Pope Leo XIV will mark his first Christmas at the Vatican by reviving the tradition of celebrating Christmas Day Mass in St. Peter's Basilica on Dec. 25, a practice no Pope has observed since 1994.
The service will begin Thursday, Dec. 25, at 10 a.m. ET and air globally via Vatican News.
Popes have typically still given the Urbi et Orbi blessing at noon on Christmas Day, but they have not celebrated a formal Christmas Day Mass inside the basilica on Dec. 25 until now.
St. John Paul II last celebrated Christmas Day Mass in St. Peter's Basilica in 1994.
Pope Leo urged Vatican cardinals on Monday to put their ambitions of power and personal interests aside, as he followed in Pope Francis' footsteps and used a Christmas greeting to gently criticize his closest collaborators.
"Is it possible to be friends in the Roman Curia?" Leo asked the cardinals and bishops who make up the Curia, as the Holy See bureaucracy is known. "To have relationships of genuine fraternal friendship?"
Leo didn't repeat Francis' more biting critique — that Vatican clergy sometimes suffer from "spiritual Alzheimer's," the "cancer" of cliques, the "corruption" of ambition, and "self-absorbed" idle gossip — and his tone was far more gentle and constructive.
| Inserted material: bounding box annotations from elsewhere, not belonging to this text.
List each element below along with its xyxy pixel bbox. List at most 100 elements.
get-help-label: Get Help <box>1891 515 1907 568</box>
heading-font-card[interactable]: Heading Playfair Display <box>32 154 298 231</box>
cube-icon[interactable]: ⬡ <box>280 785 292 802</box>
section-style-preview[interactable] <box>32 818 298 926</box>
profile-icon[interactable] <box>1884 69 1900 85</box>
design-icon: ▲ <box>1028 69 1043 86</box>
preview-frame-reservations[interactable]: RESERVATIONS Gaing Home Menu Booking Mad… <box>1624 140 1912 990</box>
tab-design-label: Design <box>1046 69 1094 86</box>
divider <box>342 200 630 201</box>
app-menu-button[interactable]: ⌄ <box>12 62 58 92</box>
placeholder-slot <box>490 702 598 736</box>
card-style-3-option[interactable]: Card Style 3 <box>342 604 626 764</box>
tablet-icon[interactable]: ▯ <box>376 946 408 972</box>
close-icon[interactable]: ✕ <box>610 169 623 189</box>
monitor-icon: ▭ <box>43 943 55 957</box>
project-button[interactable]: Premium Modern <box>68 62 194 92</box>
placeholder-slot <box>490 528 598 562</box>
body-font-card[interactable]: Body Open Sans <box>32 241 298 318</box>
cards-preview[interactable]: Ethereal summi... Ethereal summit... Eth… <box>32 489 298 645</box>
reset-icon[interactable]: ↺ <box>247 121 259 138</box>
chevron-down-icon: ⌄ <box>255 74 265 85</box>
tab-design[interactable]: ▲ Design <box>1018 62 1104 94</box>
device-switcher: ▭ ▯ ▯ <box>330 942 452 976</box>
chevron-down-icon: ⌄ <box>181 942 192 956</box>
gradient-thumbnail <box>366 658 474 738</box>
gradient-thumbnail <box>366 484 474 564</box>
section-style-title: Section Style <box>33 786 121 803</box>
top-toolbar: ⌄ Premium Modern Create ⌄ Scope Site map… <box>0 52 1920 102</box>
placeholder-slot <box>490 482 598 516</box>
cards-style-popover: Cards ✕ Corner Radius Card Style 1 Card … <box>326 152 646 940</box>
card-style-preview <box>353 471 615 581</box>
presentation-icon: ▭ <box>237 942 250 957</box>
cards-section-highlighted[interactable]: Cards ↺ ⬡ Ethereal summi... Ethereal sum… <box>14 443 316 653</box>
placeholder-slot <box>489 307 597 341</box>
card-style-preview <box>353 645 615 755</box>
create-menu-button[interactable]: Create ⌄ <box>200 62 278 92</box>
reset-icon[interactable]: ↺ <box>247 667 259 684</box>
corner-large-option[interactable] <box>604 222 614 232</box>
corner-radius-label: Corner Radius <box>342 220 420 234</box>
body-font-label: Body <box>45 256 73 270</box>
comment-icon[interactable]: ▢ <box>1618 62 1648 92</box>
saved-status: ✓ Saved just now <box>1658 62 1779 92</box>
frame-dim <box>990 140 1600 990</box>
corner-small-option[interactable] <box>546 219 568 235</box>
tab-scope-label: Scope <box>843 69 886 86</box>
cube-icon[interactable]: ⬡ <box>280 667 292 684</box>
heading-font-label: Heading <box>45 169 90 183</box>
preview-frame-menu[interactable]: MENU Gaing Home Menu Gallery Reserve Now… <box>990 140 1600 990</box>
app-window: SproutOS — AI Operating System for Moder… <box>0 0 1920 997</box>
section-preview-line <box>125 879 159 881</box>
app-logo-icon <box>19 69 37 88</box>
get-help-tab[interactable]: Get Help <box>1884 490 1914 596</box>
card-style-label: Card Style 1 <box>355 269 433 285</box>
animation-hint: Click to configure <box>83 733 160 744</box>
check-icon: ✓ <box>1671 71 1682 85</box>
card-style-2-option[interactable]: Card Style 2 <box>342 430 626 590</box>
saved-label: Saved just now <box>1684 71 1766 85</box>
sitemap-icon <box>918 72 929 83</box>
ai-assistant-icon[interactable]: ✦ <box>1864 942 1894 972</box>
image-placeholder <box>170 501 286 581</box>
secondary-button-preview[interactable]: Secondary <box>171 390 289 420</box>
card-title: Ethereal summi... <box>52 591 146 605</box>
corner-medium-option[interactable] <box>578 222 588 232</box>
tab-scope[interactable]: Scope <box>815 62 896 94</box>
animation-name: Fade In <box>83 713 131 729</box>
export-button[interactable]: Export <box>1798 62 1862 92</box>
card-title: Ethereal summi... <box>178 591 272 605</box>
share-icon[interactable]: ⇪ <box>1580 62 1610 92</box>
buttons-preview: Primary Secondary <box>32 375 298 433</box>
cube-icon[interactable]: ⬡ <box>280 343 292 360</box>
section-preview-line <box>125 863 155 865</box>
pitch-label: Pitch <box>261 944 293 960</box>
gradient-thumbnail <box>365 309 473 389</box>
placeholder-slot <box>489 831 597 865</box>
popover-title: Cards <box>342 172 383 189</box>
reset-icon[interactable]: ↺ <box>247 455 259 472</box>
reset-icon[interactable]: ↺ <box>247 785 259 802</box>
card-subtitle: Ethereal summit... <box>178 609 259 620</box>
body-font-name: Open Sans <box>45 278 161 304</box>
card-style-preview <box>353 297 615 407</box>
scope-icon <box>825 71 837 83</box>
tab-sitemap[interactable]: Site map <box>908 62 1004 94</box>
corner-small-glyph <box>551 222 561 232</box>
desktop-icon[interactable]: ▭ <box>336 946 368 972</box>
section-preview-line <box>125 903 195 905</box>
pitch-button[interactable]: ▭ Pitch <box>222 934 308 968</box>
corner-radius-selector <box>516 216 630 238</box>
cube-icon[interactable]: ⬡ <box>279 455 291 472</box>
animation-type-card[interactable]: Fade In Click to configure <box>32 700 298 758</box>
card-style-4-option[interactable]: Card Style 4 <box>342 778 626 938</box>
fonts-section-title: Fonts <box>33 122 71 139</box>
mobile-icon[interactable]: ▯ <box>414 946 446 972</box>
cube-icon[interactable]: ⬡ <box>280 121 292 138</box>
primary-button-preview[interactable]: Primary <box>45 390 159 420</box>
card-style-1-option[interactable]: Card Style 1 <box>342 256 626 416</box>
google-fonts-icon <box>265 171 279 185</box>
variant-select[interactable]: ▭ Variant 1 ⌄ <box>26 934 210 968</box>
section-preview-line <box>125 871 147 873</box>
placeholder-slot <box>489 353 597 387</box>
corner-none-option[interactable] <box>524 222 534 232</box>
But the underlying message remained. Leo, who was very close to Francis and worked in the Vatican for two years before his election, didn't shy away from Francis' tradition of using the Christmas occasion to urge Vatican bureaucrats to examine their consciences and change their ways for the good of the church.
"At times this bitterness finds its way among us as well, when, after many years of service in the Curia, we observe with disappointment that certain dynamics — linked to the exercise of power, the desire to prevail, or the pursuit of personal interests — are slow to change," Leo said.
"Amid daily toil, it is a grace to find trustworthy friends, where masks fall away, no one is used or sidelined, genuine support is offered, and each person's worth and competence are respected, preventing resentment and dissatisfaction."
The Associated Press contributed to this report.